Need for Forms
The form element is used for declaring a section of the web page as a form. It contains other form-related elements. Usually the form element is accompanied by the action attribute. We can use the action attribute for specifying the web page that will handle the form. If the action attribute is omitted then the data is processed within the same web page as the form. Another commonly used attribute is the method attribute. This attribute is used for specifying the method used for transmitting the data entered in the form. The two methods are GET and POST.
<form action="example.php" method="post"> </form>
The form element also supports a target attribute just like a link. The value of the attribute determines the location where the next page will be opened.
The GET method is the default method used for transmission of form data. In this method, the form data is appended to the end of the URL. This makes the form data visible to everyone who uses the URL. This can be useful for reference links. Since the data is attached to the URL, we can have pages with already filled forms. The most common use case for this method is search results. Since most search results send data by getting method, it is easy to construct a URL with a specific search term already inserted. These URLs can be bookmarked for easy access. However, due to the transparent nature of the GET method, it is not useful for sending sensitive data like passwords.
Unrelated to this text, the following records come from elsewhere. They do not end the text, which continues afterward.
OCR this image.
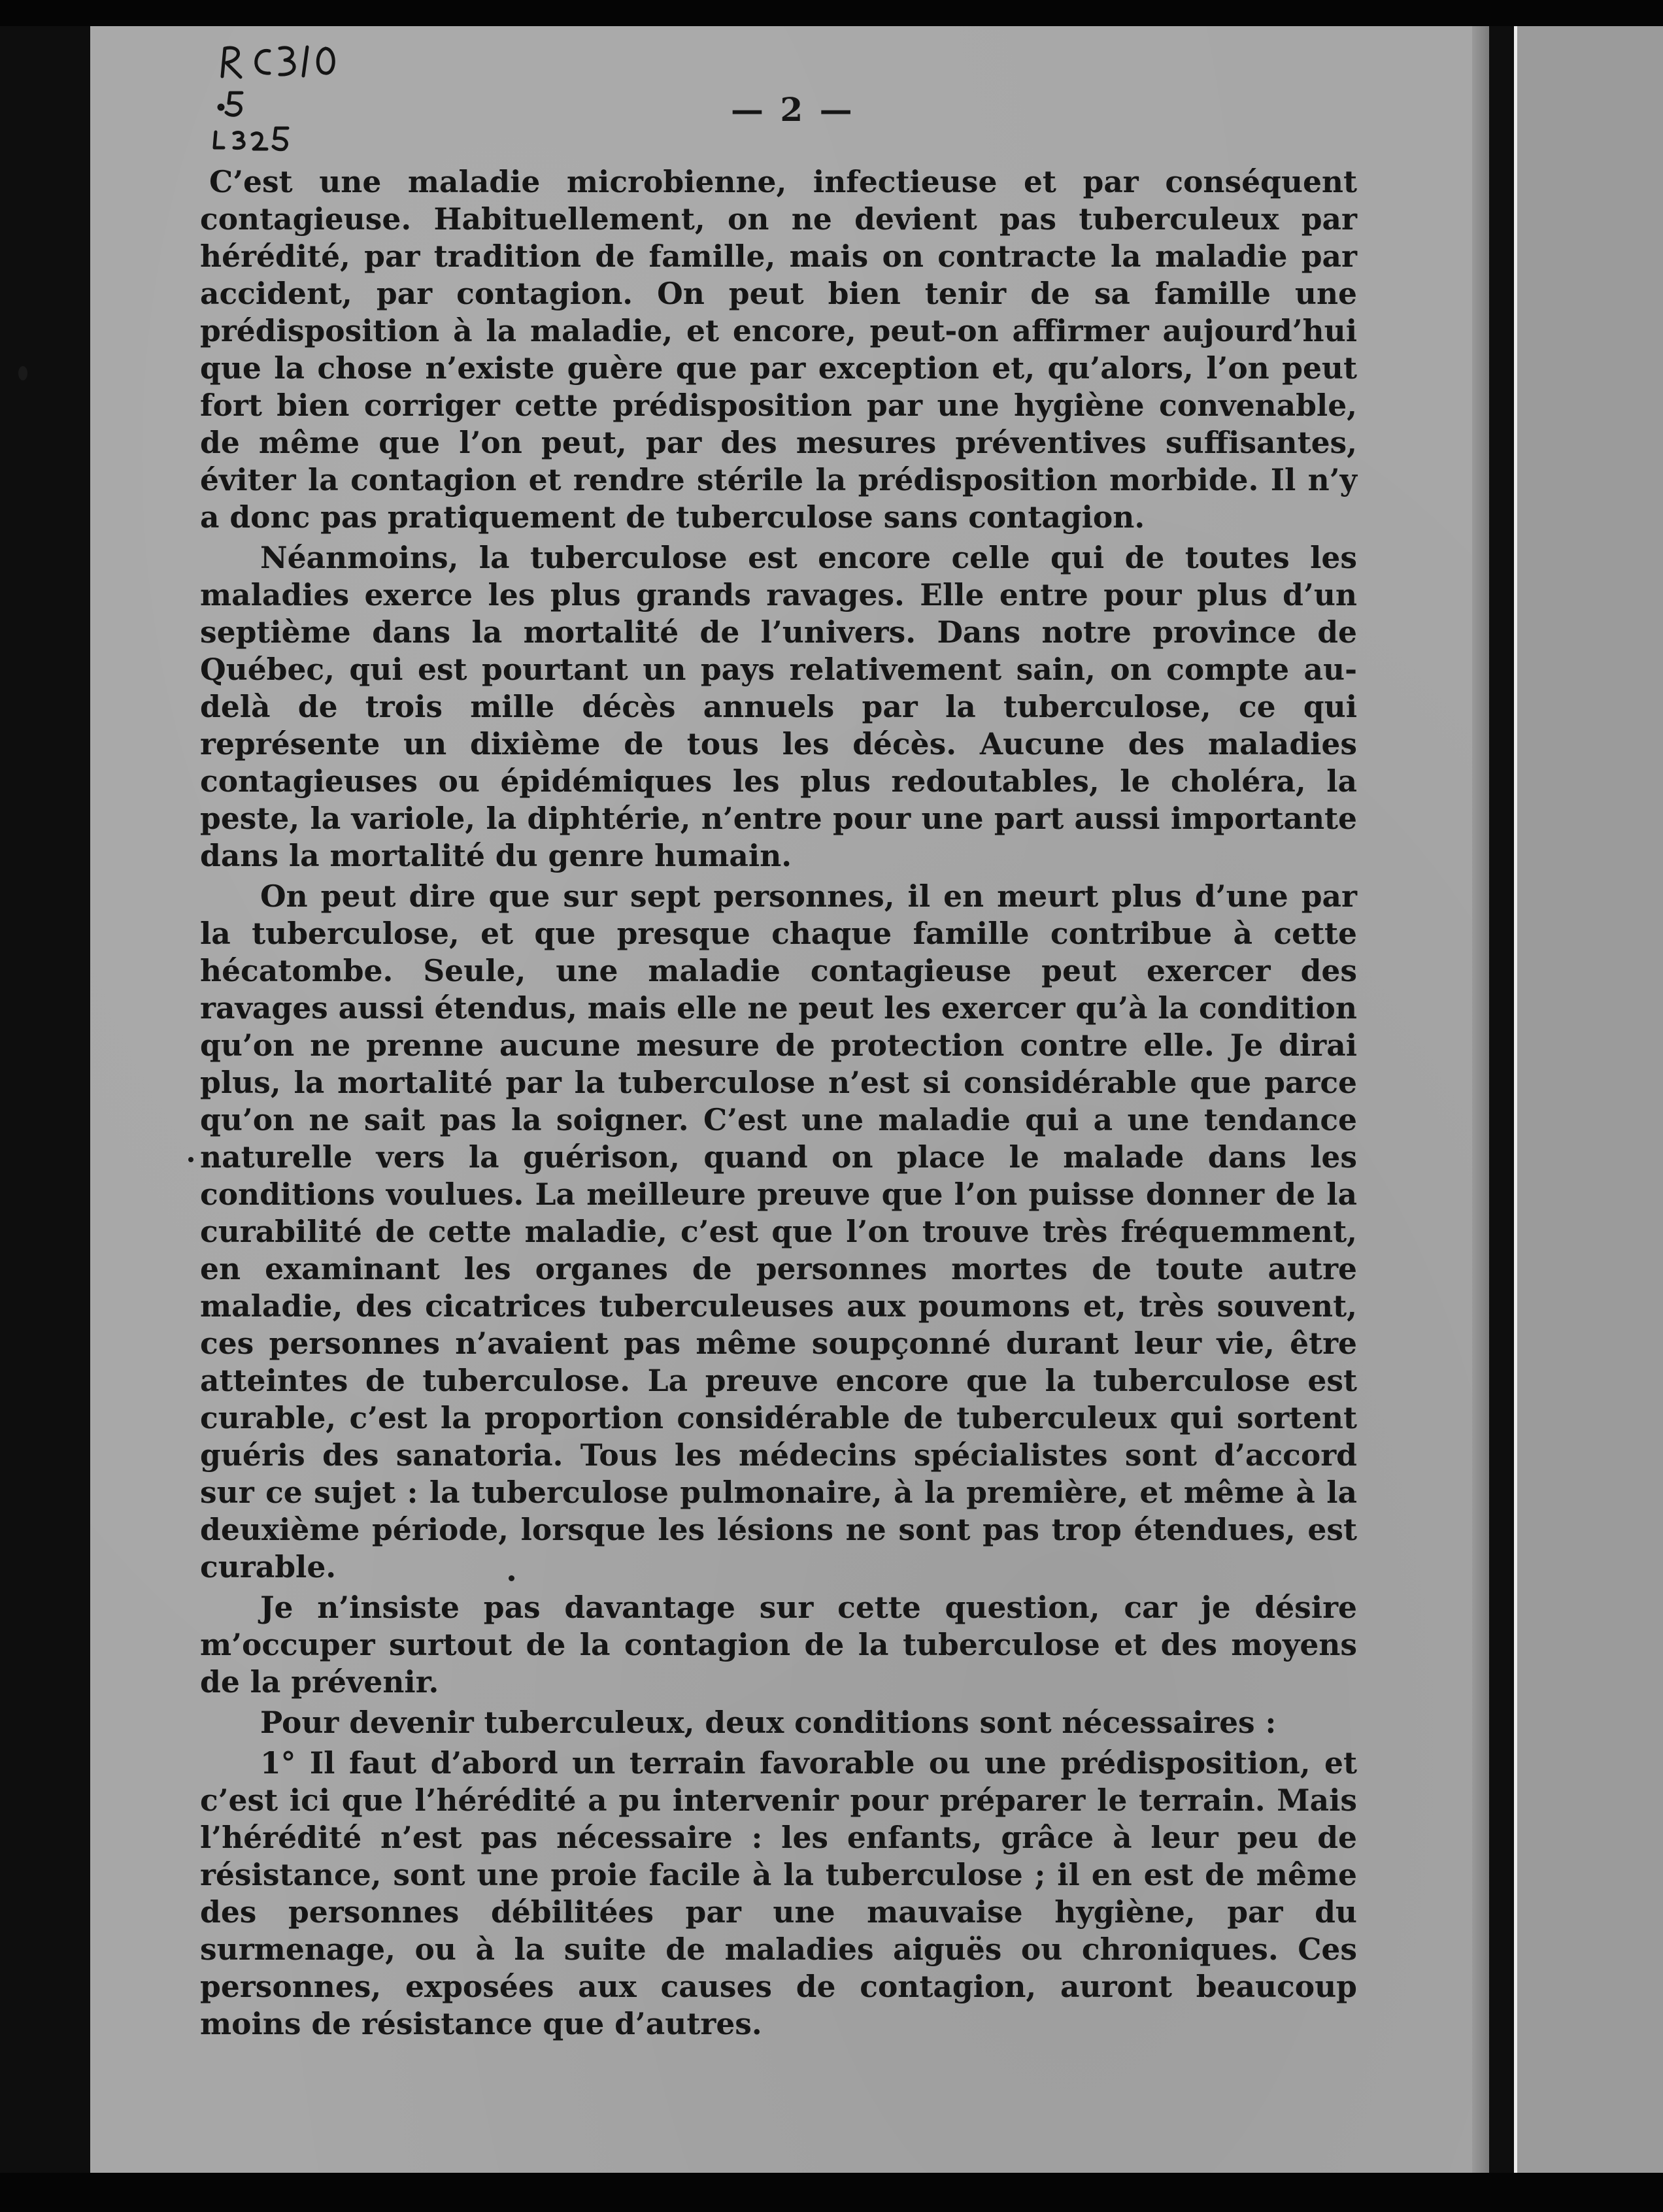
— 2 —

C’est une maladie microbienne, infectieuse et par conséquent contagieuse. Habituellement, on ne devient pas tuberculeux par hérédité, par tradition de famille, mais on contracte la maladie par accident, par contagion. On peut bien tenir de sa famille une prédisposition à la maladie, et encore, peut-on affirmer aujourd’hui que la chose n’existe guère que par exception et, qu’alors, l’on peut fort bien corriger cette prédisposition par une hygiène convenable, de même que l’on peut, par des mesures préventives suffisantes, éviter la contagion et rendre stérile la prédisposition morbide. Il n’y a donc pas pratiquement de tuberculose sans contagion.

Néanmoins, la tuberculose est encore celle qui de toutes les maladies exerce les plus grands ravages. Elle entre pour plus d’un septième dans la mortalité de l’univers. Dans notre province de Québec, qui est pourtant un pays relativement sain, on compte au-delà de trois mille décès annuels par la tuberculose, ce qui représente un dixième de tous les décès. Aucune des maladies contagieuses ou épidémiques les plus redoutables, le choléra, la peste, la variole, la diphtérie, n’entre pour une part aussi importante dans la mortalité du genre humain.

On peut dire que sur sept personnes, il en meurt plus d’une par la tuberculose, et que presque chaque famille contribue à cette hécatombe. Seule, une maladie contagieuse peut exercer des ravages aussi étendus, mais elle ne peut les exercer qu’à la condition qu’on ne prenne aucune mesure de protection contre elle. Je dirai plus, la mortalité par la tuberculose n’est si considérable que parce qu’on ne sait pas la soigner. C’est une maladie qui a une tendance naturelle vers la guérison, quand on place le malade dans les conditions voulues. La meilleure preuve que l’on puisse donner de la curabilité de cette maladie, c’est que l’on trouve très fréquemment, en examinant les organes de personnes mortes de toute autre maladie, des cicatrices tuberculeuses aux poumons et, très souvent, ces personnes n’avaient pas même soupçonné durant leur vie, être atteintes de tuberculose. La preuve encore que la tuberculose est curable, c’est la proportion considérable de tuberculeux qui sortent guéris des sanatoria. Tous les médecins spécialistes sont d’accord sur ce sujet : la tuberculose pulmonaire, à la première, et même à la deuxième période, lorsque les lésions ne sont pas trop étendues, est curable.

Je n’insiste pas davantage sur cette question, car je désire m’occuper surtout de la contagion de la tuberculose et des moyens de la prévenir.

Pour devenir tuberculeux, deux conditions sont nécessaires :

1° Il faut d’abord un terrain favorable ou une prédisposition, et c’est ici que l’hérédité a pu intervenir pour préparer le terrain. Mais l’hérédité n’est pas nécessaire : les enfants, grâce à leur peu de résistance, sont une proie facile à la tuberculose ; il en est de même des personnes débilitées par une mauvaise hygiène, par du surmenage, ou à la suite de maladies aiguës ou chroniques. Ces personnes, exposées aux causes de contagion, auront beaucoup moins de résistance que d’autres.
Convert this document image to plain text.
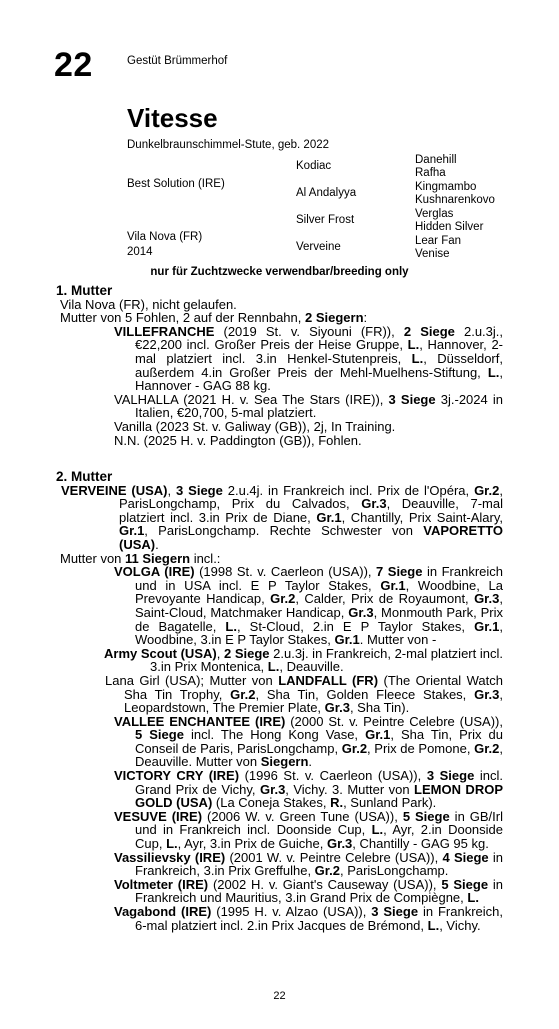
22	Gestüt Brümmerhof
Vitesse
Dunkelbraunschimmel-Stute, geb. 2022
Best Solution (IRE)
Vila Nova (FR)
2014
Kodiac
Al Andalyya
Silver Frost
Verveine
Danehill
Rafha
Kingmambo
Kushnarenkovo
Verglas
Hidden Silver
Lear Fan
Venise
nur für Zuchtzwecke verwendbar/breeding only
1. Mutter

Vila Nova (FR), nicht gelaufen.

Mutter von 5 Fohlen, 2 auf der Rennbahn, 2 Siegern:

VILLEFRANCHE (2019 St. v. Siyouni (FR)), 2 Siege 2.u.3j., €22,200 incl. Großer Preis der Heise Gruppe, L., Hannover, 2-mal platziert incl. 3.in Henkel-Stutenpreis, L., Düsseldorf, außerdem 4.in Großer Preis der Mehl-Muelhens-Stiftung, L., Hannover - GAG 88 kg.

VALHALLA (2021 H. v. Sea The Stars (IRE)), 3 Siege 3j.-2024 in Italien, €20,700, 5-mal platziert.

Vanilla (2023 St. v. Galiway (GB)), 2j, In Training.

N.N. (2025 H. v. Paddington (GB)), Fohlen.

2. Mutter

VERVEINE (USA), 3 Siege 2.u.4j. in Frankreich incl. Prix de l'Opéra, Gr.2, ParisLongchamp, Prix du Calvados, Gr.3, Deauville, 7-mal platziert incl. 3.in Prix de Diane, Gr.1, Chantilly, Prix Saint-Alary, Gr.1, ParisLongchamp. Rechte Schwester von VAPORETTO (USA).

Mutter von 11 Siegern incl.:

VOLGA (IRE) (1998 St. v. Caerleon (USA)), 7 Siege in Frankreich und in USA incl. E P Taylor Stakes, Gr.1, Woodbine, La Prevoyante Handicap, Gr.2, Calder, Prix de Royaumont, Gr.3, Saint-Cloud, Matchmaker Handicap, Gr.3, Monmouth Park, Prix de Bagatelle, L., St-Cloud, 2.in E P Taylor Stakes, Gr.1, Woodbine, 3.in E P Taylor Stakes, Gr.1. Mutter von -

Army Scout (USA), 2 Siege 2.u.3j. in Frankreich, 2-mal platziert incl. 3.in Prix Montenica, L., Deauville.

Lana Girl (USA); Mutter von LANDFALL (FR) (The Oriental Watch Sha Tin Trophy, Gr.2, Sha Tin, Golden Fleece Stakes, Gr.3, Leopardstown, The Premier Plate, Gr.3, Sha Tin).

VALLEE ENCHANTEE (IRE) (2000 St. v. Peintre Celebre (USA)), 5 Siege incl. The Hong Kong Vase, Gr.1, Sha Tin, Prix du Conseil de Paris, ParisLongchamp, Gr.2, Prix de Pomone, Gr.2, Deauville. Mutter von Siegern.

VICTORY CRY (IRE) (1996 St. v. Caerleon (USA)), 3 Siege incl. Grand Prix de Vichy, Gr.3, Vichy. 3. Mutter von LEMON DROP GOLD (USA) (La Coneja Stakes, R., Sunland Park).

VESUVE (IRE) (2006 W. v. Green Tune (USA)), 5 Siege in GB/Irl und in Frankreich incl. Doonside Cup, L., Ayr, 2.in Doonside Cup, L., Ayr, 3.in Prix de Guiche, Gr.3, Chantilly - GAG 95 kg.

Vassilievsky (IRE) (2001 W. v. Peintre Celebre (USA)), 4 Siege in Frankreich, 3.in Prix Greffulhe, Gr.2, ParisLongchamp.

Voltmeter (IRE) (2002 H. v. Giant's Causeway (USA)), 5 Siege in Frankreich und Mauritius, 3.in Grand Prix de Compiègne, L.

Vagabond (IRE) (1995 H. v. Alzao (USA)), 3 Siege in Frankreich, 6-mal platziert incl. 2.in Prix Jacques de Brémond, L., Vichy.

22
The post method is a secure alternative for GET method. The data is not attached to the end of the URL like in the GET method. This means that the form data cannot be filled beforehand. This method is more suitable for sensitive information like passwords that need to be sent securely over the browser. Another advantage to post method is that it can be used to send large amounts of data. The GET method works only with 3000 characters or less.
Use GET method if you want to have a shareable URL containing nonsensitive results. Use the POST method for sending sensitive data like personal information.